Lutte contre la drogue : « La justice guinéenne les attend. Elle les traquera et elle appliquera la loi », prévient le ministre de la Justice
Les autorités guinéennes ont procédé, ce samedi 29 août 2026, à la destruction par incinération d’une importante quantité de drogues et de substances psychotropes saisies au cours des opérations menées entre le 23 octobre 2025 et le 28 août 2026. Une opération qui, selon le ministre de la Justice, traduit la détermination de l’État à s’attaquer à tous les maillons du trafic, jusqu’aux commanditaires et aux circuits financiers. La cérémonie d’incinération s’est déroulée dans l’enceinte de l’usine d’Entag, dans la commune de Tombolia, sous la présidence du ministre de la Justice et des Droits de l’Homme, Ibrahima Sory II Tounkara. Plusieurs hauts responsables ont pris part à l’opération, notamment le ministre de la Sécurité et de la Protection civile, le Général Ahmed Mohamed Oury Diallo, ainsi que le procureur général près la Cour d’appel de Conakry, Fallou Doumbouya.
Les produits détruits sont issus des différentes saisies opérées par les services compétents dans le cadre de la lutte contre le trafic et la consommation de drogues et autres substances psychotropes en Guinée. Avant leur destruction, les substances saisies ont fait l’objet d’une procédure judiciaire et d’un dispositif de traçabilité. Le Parquet général près la Cour d’appel de Conakry a notamment assuré leur centralisation.

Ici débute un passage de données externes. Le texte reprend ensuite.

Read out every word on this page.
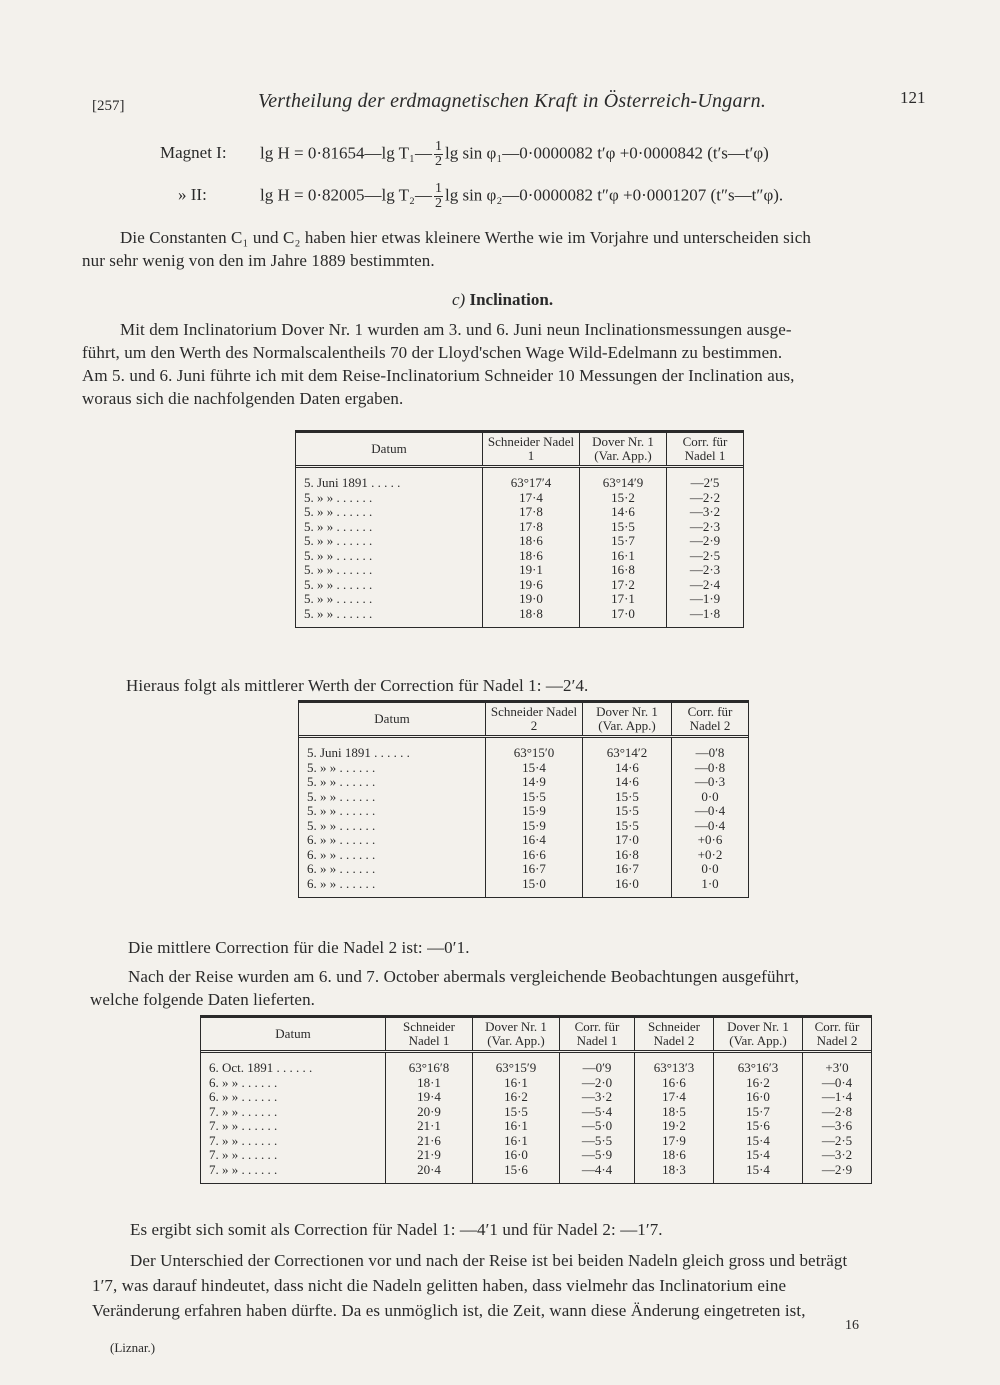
[257]	Vertheilung der erdmagnetischen Kraft in Österreich-Ungarn.	121
Magnet I: lg H = 0·81654—lg T₁— $\frac{1}{2}$ lg sin φ₁—0·0000082 t′φ +0·0000842 (t′s—t′φ)
» II:	lg H = 0·82005—lg T₂— $\frac{1}{2}$ lg sin φ₂—0·0000082 t″φ +0·0001207 (t″s—t″φ).
Die Constanten C₁ und C₂ haben hier etwas kleinere Werthe wie im Vorjahre und unterscheiden sich
nur sehr wenig von den im Jahre 1889 bestimmten.
c) Inclination.
Mit dem Inclinatorium Dover Nr. 1 wurden am 3. und 6. Juni neun Inclinationsmessungen ausge-
führt, um den Werth des Normalscalentheils 70 der Lloyd'schen Wage Wild-Edelmann zu bestimmen.
Am 5. und 6. Juni führte ich mit dem Reise-Inclinatorium Schneider 10 Messungen der Inclination aus,
woraus sich die nachfolgenden Daten ergaben.
Datum	Schneider Nadel 1	Dover Nr. 1 (Var. App.)	Corr. für Nadel 1
5. Juni 1891 . . . . .	63°17′4	63°14′9	—2′5
5. » » . . . . . .	17·4	15·2	—2·2
5. » » . . . . . .	17·8	14·6	—3·2
5. » » . . . . . .	17·8	15·5	—2·3
5. » » . . . . . .	18·6	15·7	—2·9
5. » » . . . . . .	18·6	16·1	—2·5
5. » » . . . . . .	19·1	16·8	—2·3
5. » » . . . . . .	19·6	17·2	—2·4
5. » » . . . . . .	19·0	17·1	—1·9
5. » » . . . . . .	18·8	17·0	—1·8
Hieraus folgt als mittlerer Werth der Correction für Nadel 1: —2′4.
Datum	Schneider Nadel 2	Dover Nr. 1 (Var. App.)	Corr. für Nadel 2
5. Juni 1891 . . . . . .	63°15′0	63°14′2	—0′8
5. » » . . . . . .	15·4	14·6	—0·8
5. » » . . . . . .	14·9	14·6	—0·3
5. » » . . . . . .	15·5	15·5	0·0
5. » » . . . . . .	15·9	15·5	—0·4
5. » » . . . . . .	15·9	15·5	—0·4
6. » » . . . . . .	16·4	17·0	+0·6
6. » » . . . . . .	16·6	16·8	+0·2
6. » » . . . . . .	16·7	16·7	0·0
6. » » . . . . . .	15·0	16·0	1·0
Die mittlere Correction für die Nadel 2 ist: —0′1.
Nach der Reise wurden am 6. und 7. October abermals vergleichende Beobachtungen ausgeführt,
welche folgende Daten lieferten.
Datum	Schneider Nadel 1	Dover Nr. 1 (Var. App.)	Corr. für Nadel 1	Schneider Nadel 2	Dover Nr. 1 (Var. App.)	Corr. für Nadel 2
6. Oct. 1891 . . . . . .	63°16′8	63°15′9	—0′9	63°13′3	63°16′3	+3′0
6. » » . . . . . .	18·1	16·1	—2·0	16·6	16·2	—0·4
6. » » . . . . . .	19·4	16·2	—3·2	17·4	16·0	—1·4
7. » » . . . . . .	20·9	15·5	—5·4	18·5	15·7	—2·8
7. » » . . . . . .	21·1	16·1	—5·0	19·2	15·6	—3·6
7. » » . . . . . .	21·6	16·1	—5·5	17·9	15·4	—2·5
7. » » . . . . . .	21·9	16·0	—5·9	18·6	15·4	—3·2
7. » » . . . . . .	20·4	15·6	—4·4	18·3	15·4	—2·9
Es ergibt sich somit als Correction für Nadel 1: —4′1 und für Nadel 2: —1′7.
Der Unterschied der Correctionen vor und nach der Reise ist bei beiden Nadeln gleich gross und beträgt
1′7, was darauf hindeutet, dass nicht die Nadeln gelitten haben, dass vielmehr das Inclinatorium eine
Veränderung erfahren haben dürfte. Da es unmöglich ist, die Zeit, wann diese Änderung eingetreten ist,
(Liznar.)
16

« Chacun de ces produits a été saisi par les services compétents, placé sous scellés, inventorié, pesé, identifié et rattaché à une procédure », a expliqué le ministre de la Justice. Selon lui, les scellés ont été contrôlés aussi bien au départ qu’à leur arrivée sur le site d’incinération. Un huissier de justice a également été chargé de constater la destruction et d’en dresser procès-verbal.
Pour Ibrahima Sory II Tounkara, les quantités de drogues détruites témoignent à la fois de l’ampleur de la menace et des résultats obtenus par les services engagés dans cette lutte. Mais le ministre entend aller au-delà des simples saisies. Les procédures judiciaires engagées contre les personnes mises en cause se poursuivront, assure-t-il, avec pour objectif de remonter toute la chaîne du trafic.
« La justice ne s’arrêtera pas aux transporteurs et aux revendeurs de rue », a-t-il martelé, affirmant que les autorités recherchent désormais « les commanditaires, les financiers, les circuits d’argent qui rendent ce trafic possible ».
Le ministre a également établi un lien entre le trafic de drogue et d’autres formes de criminalité. « Le trafic de drogue s’accompagne de blanchiment, de corruption, parfois de violence. Il s’attaque à nos jeunes et il s’attaque à l’autorité de l’État », a-t-il déclaré.
Face à cette menace, le garde des Sceaux plaide pour une réponse judiciaire qui couvre l’ensemble de la chaîne, de la saisie à la condamnation, en passant par la confiscation des avoirs issus des activités criminelles. S’adressant particulièrement à la jeunesse, le ministre de la Justice a livré un message sans ambiguïté à ceux qui s’adonnent au commerce des stupéfiants.
« Ceux qui vendent ces produits ne vendent pas un plaisir ; ils vendent la maladie, la déchéance et souvent la mort. Aucun bénéfice ne justifie cela », a-t-il averti.
Et de conclure sur un ton ferme : « Que ceux qui s’engagent dans ce commerce entendent bien ce message : la justice guinéenne les attend. Elle les traquera et elle appliquera la loi. »
À travers cette opération d’incinération, les autorités guinéennes affichent ainsi leur volonté de renforcer la lutte contre le trafic de drogue, tout en promettant de cibler non seulement les acteurs visibles du réseau, mais également ceux qui en assurent le financement et l’organisation.